Getting Started with WordPress

Learn the steps we will be following to use WordPress with Docker.

WordPress

WordPress is a PHP and MySQL-based open-source Content Management System first launched in 2003. It powers 40% of all websites, is supported by many web hosts, is easy to set-up, and offers thousands of free themes and plugins.

If you’re a web developer, you’ve probably encountered WordPress at some point in your career. Even modern static sites can adopt WordPress as a headless CMS where it is used to edit the content that is fed into a site generator.

Even if you don’t use WordPress, the concepts demonstrated in this chapter show how to execute an application in a Docker container.

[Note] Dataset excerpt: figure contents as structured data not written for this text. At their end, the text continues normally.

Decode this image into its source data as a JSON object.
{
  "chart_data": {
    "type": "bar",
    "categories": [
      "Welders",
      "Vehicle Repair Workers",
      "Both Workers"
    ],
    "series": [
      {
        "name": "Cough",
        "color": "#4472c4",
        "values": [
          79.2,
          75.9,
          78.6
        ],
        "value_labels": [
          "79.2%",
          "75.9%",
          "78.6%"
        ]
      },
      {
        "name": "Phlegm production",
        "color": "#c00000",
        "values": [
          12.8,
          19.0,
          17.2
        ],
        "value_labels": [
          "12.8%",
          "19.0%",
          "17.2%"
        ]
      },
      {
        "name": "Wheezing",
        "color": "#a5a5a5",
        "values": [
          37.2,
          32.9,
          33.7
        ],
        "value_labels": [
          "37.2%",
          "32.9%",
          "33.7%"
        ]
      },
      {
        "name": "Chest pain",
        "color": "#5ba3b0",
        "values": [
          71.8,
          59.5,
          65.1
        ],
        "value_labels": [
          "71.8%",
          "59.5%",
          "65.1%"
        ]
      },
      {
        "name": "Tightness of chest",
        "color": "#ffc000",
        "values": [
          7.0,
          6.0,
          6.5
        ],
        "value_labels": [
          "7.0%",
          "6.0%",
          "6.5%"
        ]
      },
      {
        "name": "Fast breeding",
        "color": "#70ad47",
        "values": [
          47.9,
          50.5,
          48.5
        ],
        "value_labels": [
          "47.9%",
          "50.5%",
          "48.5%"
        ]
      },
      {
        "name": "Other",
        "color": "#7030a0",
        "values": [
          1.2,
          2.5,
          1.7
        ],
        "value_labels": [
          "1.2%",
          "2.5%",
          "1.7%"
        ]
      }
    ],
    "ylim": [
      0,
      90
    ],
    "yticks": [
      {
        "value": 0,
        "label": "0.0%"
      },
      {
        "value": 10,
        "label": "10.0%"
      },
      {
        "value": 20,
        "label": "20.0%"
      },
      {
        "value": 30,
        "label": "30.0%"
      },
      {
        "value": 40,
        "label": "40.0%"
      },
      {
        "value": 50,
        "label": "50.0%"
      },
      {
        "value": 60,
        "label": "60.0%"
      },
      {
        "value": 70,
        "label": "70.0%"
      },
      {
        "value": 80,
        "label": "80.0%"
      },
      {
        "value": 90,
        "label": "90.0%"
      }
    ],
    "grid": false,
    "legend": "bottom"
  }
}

This is essential for development, but the technique is rarely discussed in Docker tutorials.

WordPress requirements

To develop a WordPress-powered site, you must install:

  1. A web server, typically Apache.
  2. The PHP runtime and extensions, then configure the web server accordingly.
  3. MySQL or MariaDB, then define a new database for WordPress use.
  4. WordPress itself, plus any required themes and plugins.

Tools such as XAMPPIt is the most popular PHP development environment. can ease some of that effort but, with Docker, you’ll be running WordPress and developing code within minutes.

Docker configuration plan

You will be pulling two Docker images:

  1. wordpress
  2. mysql:5

Using the latest image for wordpress is a good choice. It provides the stable versions of Debian Linux, Apache, PHP, and WordPress. There are more lightweight alpine images, but they do not match production hosting environments and may not work as expected. The containers launched from these images will be added to a wpnet Docker network.

Docker volumes

Two Docker volumes will be created:

  1. The wpdata for the MySQL database that are mounted to /var/lib/mysql in the MySQL container.
  2. The wpfiles for WordPress application files that are mounted to the Apache server root directory at /var/www/html in the WordPress container.

📌 Some developers will claim that mounting the wpfiles volume is an anti-pattern because the WordPress container is no longer stateless. This is true, but WordPress is not a stateless application. Docker is being used to emulate a live server environment for development purposes. You are unlikely to use the same configuration in production.

Mounting the wpfiles volume has a number of benefits:

  1. Docker start-up is faster. There’s no need to copy the core WordPress files every time the container is launched.

  2. The WordPress application can be updated automatically. This would happen on live installations, so replicating it during development is useful.

📌 If you choose not to mount a wpfiles volume, you can run docker pull wordpress every so often to download the latest application image.

It should not be necessary to inspect or modify files stored on either volume.

Development directory bind mount

A wp-content subdirectory will be created in the project directory. This contains all plugins, themes, and uploaded assets and mounts to /var/www/html/wp-content in the WordPress container.

WordPress developers should only ever create and modify files in the wp-content directory.

📌 There’s nothing to stop you from editing core WordPress files, but the changes would disappear the moment the application is updated.

As a bonus, this makes it easier to commit wp-content files to Git or other repositories. It is the only WordPress folder on your host PC.